Risk-Adjusted Performance

0 of 100

 
Weak
 
Strong
Very Weak
Over the last 90 days Nel ASA has generated negative risk-adjusted returns adding no value to investors with long positions. In spite of unsteady performance in the last few months, the Stock's basic indicators remain fairly strong which may send shares a bit higher in January 2025. The current disturbance may also be a sign of long term up-swing for the company investors.

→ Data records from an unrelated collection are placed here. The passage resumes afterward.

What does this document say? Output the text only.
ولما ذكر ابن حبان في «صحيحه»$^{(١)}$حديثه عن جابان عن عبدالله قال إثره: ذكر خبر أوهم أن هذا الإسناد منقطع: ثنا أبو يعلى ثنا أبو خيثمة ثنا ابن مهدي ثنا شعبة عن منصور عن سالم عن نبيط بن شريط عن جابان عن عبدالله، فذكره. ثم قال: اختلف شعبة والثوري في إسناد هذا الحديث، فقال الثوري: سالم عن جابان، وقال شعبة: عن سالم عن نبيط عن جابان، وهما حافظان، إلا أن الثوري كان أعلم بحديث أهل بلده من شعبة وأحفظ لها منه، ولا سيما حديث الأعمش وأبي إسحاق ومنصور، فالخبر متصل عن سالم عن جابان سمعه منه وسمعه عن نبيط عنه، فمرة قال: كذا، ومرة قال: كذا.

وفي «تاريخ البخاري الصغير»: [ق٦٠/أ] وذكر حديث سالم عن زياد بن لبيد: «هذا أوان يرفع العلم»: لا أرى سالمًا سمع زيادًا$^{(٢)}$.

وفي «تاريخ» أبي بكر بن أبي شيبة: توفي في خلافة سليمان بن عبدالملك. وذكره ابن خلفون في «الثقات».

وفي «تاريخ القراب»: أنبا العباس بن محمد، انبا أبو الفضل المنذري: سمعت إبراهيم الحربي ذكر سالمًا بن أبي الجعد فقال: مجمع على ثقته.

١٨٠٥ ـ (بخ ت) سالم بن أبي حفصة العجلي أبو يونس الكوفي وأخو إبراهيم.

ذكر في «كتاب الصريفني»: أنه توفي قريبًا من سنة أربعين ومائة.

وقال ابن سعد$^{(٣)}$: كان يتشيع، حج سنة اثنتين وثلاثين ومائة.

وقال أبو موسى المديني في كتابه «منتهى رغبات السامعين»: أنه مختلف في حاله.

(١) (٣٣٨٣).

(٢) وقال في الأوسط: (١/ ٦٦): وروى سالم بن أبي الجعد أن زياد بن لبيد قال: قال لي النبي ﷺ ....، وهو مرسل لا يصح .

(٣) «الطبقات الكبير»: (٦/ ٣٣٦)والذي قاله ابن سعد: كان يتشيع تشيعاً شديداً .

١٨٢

Enerpac Tool and Nel ASA Volatility Contrast

   Predicted Return Density   
       Returns  

Pair Trading with Enerpac Tool and Nel ASA

The main advantage of trading using opposite Enerpac Tool and Nel ASA positions is that it hedges away some unsystematic risk. Because of two separate transactions, even if Enerpac Tool position performs unexpectedly, Nel ASA can make up some of the losses. Pair trading also minimizes risk from directional movements in the market. For example, if an entire industry or sector drops because of unexpected headlines, the short position in Nel ASA will offset losses from the drop in Nel ASA's long position.
The idea behind Enerpac Tool Group and Nel ASA pairs trading is to make the combined position market-neutral, meaning the overall market's direction will not affect its win or loss (or potential downside or upside). This can be achieved by designing a pairs trade with two highly correlated stocks or equities that operate in a similar space or sector, making it possible to obtain profits through simple and relatively low-risk investment.
Check out your portfolio center.
Note that this page's information should be used as a complementary analysis to find the right mix of equity instruments to add to your existing portfolios or create a brand new portfolio. You can also try the Options Analysis module to analyze and evaluate options and option chains as a potential hedge for your portfolios.